Yemen: Uncertainty Looms Over the Region with a “Heightened Risk of War” as the Truce Comes to an End
On 13 October 2022, Hans Grundberg, UN Special Envoy while briefing the Security Council highlighted that the truce between Government forces and the Houthi rebels, which brought six and half months of relative peace, ended 11 days ago and brings new uncertainty with “a heightened risk of war” across Yemen. He highlighted that the parties must either choose to preserve and build on the peace or return to conflict. He further reminded that the truce was not supposed to be “an end in itself but as a ‘building block'” for inculcating trust among parties and establishing a suitable environment for finding a political solution to the conflict. He also reminded that the benefits of the truce should not be underestimated, as there had been a 60 per cent reduction in civilian casualties in the past six months.

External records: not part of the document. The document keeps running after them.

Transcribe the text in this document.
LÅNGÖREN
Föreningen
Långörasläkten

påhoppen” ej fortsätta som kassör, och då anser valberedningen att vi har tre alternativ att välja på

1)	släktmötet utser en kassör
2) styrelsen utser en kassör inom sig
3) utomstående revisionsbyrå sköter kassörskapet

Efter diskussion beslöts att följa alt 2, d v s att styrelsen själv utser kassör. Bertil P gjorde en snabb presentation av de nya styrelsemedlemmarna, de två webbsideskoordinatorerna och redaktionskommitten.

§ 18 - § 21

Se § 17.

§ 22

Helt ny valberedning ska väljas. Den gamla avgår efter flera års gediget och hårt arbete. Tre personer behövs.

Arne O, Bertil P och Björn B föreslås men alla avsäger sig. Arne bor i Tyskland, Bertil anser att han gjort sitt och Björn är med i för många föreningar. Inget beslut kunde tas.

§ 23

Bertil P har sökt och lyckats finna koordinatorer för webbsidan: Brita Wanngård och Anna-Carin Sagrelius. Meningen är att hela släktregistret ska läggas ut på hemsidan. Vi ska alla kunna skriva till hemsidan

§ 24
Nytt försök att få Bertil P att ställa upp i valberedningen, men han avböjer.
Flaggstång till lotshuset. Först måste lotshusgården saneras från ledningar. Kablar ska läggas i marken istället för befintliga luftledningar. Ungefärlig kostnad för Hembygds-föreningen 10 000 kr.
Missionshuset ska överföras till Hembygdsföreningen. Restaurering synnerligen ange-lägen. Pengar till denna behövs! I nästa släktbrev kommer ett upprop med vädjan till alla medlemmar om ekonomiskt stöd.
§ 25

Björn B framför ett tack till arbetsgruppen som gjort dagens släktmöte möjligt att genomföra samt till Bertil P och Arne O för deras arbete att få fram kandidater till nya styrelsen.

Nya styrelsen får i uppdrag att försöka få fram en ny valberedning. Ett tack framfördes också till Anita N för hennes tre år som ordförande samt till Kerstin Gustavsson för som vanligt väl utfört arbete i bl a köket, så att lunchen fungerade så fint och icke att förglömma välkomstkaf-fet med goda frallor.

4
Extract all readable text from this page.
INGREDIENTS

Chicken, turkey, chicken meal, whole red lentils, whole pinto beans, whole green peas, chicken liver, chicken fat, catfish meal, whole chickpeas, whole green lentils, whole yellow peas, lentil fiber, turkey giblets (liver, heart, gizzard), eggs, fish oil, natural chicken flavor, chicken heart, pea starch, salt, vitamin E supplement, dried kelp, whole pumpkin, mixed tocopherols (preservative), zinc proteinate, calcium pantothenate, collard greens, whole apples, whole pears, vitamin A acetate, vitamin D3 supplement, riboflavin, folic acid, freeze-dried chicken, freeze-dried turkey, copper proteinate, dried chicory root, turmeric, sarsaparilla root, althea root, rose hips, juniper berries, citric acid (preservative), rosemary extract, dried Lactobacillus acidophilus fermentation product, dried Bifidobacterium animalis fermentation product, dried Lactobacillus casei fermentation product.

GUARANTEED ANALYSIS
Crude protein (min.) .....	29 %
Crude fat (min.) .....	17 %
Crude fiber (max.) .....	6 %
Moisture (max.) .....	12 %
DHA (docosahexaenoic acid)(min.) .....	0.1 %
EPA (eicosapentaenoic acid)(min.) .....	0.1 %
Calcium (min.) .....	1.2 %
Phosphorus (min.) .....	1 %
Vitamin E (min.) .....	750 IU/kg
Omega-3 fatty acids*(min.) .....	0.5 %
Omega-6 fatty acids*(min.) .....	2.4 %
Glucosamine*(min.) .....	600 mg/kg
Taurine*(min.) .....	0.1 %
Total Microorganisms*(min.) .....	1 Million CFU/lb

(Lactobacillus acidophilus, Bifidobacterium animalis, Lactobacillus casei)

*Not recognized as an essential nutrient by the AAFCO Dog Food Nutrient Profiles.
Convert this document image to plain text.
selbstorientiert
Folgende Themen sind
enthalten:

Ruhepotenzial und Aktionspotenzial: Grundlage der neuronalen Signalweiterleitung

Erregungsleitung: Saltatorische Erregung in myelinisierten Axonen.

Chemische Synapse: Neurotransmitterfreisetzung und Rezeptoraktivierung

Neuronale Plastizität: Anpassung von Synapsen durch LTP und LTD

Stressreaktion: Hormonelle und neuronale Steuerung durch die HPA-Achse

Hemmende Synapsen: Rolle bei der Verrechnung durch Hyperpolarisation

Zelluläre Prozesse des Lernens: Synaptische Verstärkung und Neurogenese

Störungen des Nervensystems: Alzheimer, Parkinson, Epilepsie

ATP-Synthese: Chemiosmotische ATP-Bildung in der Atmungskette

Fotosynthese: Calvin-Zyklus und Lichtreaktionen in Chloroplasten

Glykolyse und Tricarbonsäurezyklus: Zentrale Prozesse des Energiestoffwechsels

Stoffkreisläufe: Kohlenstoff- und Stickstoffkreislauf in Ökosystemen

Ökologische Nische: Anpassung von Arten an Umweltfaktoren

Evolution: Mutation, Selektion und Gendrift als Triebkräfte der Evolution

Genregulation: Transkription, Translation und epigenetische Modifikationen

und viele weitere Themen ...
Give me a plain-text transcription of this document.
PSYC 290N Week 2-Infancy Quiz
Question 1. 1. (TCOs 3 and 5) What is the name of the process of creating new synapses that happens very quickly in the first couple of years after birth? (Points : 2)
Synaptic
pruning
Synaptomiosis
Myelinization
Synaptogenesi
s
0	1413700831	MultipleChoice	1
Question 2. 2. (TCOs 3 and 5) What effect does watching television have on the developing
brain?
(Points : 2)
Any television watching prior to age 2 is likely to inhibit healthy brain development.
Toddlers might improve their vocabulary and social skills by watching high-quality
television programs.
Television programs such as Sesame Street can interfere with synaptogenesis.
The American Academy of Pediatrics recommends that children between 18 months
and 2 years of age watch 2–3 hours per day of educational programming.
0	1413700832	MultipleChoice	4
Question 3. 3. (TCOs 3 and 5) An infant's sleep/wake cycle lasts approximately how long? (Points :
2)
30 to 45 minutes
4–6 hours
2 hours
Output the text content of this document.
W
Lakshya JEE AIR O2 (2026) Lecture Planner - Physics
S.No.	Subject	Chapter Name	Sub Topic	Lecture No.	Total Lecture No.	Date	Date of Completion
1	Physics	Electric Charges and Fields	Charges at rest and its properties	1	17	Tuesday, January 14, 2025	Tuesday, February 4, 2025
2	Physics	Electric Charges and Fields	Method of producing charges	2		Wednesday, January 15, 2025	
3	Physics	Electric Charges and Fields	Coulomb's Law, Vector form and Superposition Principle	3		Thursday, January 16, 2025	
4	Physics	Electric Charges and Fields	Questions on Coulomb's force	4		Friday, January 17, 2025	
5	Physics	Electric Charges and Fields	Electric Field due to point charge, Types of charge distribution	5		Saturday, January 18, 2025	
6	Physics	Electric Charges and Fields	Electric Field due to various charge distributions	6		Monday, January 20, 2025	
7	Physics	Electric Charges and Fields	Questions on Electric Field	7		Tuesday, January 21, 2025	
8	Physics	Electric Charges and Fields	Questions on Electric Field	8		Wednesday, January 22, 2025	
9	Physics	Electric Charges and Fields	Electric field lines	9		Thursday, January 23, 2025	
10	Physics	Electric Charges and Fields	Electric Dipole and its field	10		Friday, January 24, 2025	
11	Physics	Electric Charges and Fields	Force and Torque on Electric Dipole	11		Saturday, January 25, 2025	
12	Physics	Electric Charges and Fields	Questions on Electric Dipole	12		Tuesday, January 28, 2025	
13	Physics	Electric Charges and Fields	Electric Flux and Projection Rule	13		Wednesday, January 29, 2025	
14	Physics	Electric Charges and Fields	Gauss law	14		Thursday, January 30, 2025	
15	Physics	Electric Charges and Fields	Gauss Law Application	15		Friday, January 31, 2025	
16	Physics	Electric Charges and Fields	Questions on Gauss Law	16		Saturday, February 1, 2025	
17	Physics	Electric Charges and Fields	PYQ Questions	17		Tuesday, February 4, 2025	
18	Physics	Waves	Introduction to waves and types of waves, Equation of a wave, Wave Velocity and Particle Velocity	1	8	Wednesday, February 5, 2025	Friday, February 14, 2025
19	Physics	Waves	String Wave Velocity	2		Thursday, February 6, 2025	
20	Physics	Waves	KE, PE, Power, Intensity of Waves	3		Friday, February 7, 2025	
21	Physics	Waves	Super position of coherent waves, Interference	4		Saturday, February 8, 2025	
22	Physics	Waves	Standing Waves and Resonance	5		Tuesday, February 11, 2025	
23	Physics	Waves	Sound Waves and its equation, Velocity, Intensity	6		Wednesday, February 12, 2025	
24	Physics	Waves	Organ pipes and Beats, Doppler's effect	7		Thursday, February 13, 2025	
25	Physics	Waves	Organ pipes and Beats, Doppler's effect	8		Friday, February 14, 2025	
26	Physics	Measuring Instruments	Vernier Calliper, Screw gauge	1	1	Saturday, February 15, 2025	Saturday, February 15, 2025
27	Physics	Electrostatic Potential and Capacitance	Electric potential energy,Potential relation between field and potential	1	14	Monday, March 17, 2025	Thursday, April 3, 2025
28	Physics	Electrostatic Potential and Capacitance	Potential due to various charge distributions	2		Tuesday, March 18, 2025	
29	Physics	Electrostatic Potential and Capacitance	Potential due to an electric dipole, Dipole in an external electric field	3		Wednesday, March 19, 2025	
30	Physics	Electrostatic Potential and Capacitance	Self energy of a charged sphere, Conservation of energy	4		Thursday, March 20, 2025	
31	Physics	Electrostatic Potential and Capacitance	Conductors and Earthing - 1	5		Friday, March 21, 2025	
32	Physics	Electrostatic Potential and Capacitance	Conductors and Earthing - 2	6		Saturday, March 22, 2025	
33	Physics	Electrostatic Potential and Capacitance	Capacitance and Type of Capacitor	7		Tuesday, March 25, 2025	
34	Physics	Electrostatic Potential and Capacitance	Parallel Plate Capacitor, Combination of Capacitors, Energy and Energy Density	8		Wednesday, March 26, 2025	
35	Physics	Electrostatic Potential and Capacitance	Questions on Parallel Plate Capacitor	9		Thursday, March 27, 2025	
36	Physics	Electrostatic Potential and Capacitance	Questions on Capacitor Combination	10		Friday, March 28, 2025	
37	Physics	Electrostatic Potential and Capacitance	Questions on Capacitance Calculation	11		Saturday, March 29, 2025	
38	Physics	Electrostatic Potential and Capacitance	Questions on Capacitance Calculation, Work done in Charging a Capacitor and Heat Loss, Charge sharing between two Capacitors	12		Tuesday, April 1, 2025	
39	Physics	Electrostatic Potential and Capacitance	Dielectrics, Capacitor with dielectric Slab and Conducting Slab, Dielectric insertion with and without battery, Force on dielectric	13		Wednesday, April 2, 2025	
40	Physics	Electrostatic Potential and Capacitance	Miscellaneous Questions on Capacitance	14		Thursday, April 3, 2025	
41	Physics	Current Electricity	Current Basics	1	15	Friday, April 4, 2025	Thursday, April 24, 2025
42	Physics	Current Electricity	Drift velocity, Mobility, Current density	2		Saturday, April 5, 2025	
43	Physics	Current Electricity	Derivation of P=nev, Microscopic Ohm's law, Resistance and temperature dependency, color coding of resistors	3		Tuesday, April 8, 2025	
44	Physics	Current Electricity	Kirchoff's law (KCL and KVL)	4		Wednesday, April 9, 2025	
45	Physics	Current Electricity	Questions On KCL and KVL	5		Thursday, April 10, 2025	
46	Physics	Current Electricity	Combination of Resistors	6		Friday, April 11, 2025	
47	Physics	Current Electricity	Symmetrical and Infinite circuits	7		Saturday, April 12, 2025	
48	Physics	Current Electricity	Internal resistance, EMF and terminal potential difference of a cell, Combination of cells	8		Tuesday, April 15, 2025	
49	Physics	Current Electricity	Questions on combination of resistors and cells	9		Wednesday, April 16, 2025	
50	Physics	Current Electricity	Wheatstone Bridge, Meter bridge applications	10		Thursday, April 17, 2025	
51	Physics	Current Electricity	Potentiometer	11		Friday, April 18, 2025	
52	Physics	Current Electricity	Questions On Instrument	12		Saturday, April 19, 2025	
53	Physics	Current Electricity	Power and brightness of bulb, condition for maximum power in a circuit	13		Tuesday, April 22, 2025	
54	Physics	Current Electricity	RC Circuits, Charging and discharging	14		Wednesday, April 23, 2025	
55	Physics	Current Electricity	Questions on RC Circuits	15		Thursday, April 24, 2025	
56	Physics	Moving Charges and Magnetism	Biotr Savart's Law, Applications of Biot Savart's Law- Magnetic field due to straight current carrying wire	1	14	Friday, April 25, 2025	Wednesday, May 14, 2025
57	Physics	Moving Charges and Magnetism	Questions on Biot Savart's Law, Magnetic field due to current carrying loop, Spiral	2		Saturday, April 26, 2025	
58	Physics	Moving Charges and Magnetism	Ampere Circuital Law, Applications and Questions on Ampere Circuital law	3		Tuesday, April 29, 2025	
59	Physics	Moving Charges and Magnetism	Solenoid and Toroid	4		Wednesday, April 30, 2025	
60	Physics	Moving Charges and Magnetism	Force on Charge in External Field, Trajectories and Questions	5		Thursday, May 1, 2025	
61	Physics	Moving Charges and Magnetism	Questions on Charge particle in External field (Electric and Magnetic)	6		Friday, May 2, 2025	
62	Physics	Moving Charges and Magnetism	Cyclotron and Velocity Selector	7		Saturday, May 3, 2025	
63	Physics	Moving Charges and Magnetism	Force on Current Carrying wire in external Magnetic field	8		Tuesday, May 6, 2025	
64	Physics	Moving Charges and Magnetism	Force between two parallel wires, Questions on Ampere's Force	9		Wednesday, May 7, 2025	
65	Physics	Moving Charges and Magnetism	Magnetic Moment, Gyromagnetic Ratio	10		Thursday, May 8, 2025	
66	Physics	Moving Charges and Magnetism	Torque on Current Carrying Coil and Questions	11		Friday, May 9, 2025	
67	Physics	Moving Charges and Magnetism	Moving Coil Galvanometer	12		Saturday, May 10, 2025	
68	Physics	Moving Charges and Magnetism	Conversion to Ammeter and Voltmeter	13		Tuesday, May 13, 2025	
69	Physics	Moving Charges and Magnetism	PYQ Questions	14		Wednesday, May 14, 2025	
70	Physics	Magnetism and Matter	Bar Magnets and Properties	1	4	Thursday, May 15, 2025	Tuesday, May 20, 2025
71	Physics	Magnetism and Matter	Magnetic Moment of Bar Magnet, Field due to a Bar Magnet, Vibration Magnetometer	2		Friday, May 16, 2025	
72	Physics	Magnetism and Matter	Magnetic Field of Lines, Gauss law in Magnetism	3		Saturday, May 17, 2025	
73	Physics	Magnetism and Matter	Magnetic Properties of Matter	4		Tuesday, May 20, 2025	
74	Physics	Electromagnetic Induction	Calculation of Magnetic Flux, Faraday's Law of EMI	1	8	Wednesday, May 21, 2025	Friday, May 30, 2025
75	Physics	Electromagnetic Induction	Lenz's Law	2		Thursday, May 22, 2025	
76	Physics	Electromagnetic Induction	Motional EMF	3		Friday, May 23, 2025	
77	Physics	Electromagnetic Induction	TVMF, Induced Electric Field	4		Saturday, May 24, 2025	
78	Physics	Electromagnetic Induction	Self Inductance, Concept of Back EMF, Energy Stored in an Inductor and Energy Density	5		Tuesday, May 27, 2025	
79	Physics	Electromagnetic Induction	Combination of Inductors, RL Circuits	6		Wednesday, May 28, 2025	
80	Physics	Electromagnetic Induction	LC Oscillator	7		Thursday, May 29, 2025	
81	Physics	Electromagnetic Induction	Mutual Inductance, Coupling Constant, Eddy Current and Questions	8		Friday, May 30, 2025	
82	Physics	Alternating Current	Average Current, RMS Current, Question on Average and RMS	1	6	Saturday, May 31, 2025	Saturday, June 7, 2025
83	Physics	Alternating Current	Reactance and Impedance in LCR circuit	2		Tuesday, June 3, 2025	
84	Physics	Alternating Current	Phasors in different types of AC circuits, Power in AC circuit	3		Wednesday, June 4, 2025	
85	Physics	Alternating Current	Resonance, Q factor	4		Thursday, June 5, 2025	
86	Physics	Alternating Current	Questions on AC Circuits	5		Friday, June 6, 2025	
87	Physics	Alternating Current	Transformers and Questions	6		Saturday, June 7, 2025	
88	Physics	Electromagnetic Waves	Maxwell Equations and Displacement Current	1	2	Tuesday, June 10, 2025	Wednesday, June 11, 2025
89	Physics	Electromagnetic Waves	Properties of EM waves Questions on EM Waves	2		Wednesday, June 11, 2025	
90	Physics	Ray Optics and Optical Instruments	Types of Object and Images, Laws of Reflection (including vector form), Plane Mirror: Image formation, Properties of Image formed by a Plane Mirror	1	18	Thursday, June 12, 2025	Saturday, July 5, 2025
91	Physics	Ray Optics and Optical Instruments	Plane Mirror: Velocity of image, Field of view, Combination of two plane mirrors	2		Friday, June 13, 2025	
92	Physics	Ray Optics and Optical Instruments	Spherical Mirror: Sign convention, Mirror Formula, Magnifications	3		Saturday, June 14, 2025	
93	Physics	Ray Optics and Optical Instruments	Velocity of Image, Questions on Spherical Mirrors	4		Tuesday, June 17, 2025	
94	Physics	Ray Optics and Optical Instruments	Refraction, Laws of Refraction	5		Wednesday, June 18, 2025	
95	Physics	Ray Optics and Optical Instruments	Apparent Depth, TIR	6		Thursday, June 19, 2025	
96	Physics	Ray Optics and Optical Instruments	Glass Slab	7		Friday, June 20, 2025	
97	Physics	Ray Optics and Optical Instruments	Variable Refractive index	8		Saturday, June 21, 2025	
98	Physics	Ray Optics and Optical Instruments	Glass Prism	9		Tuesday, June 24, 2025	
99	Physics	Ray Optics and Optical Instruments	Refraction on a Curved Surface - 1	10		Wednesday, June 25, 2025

Turkey: Parliament Passes New “Disinformation Law” Increasing Governmental Control Over Social Media Platforms and Silencing Dissent
On 13 October 2022, the Turkish Parliament passed the so-called “disinformation law” which criminalises the sharing of information that is deemed to be false and also increases the government’s control over social media platforms. Güney Yildiz, Regional Researcher at Amnesty International stated that today was “a dark day” for online freedom of expression and press freedom in the country. He further highlighted that the new measures enable the government to further censor and silence dissent ahead of the upcoming election. He also stated that this law furthers the draconian crackdown of the government on online freedom of speech and expression. The law that has been introduced provides penalties for anyone publicly disseminating false information concerning internal and external security, public order, and public health of the country with an intention that is likely to disturb public peace. The penalty, which is vaguely defined, prescribes up to three years of imprisonment which would include people who merely retweet. Moreover, if anyone conceals their real identity while disseminating such information, the punishment would be increased by half.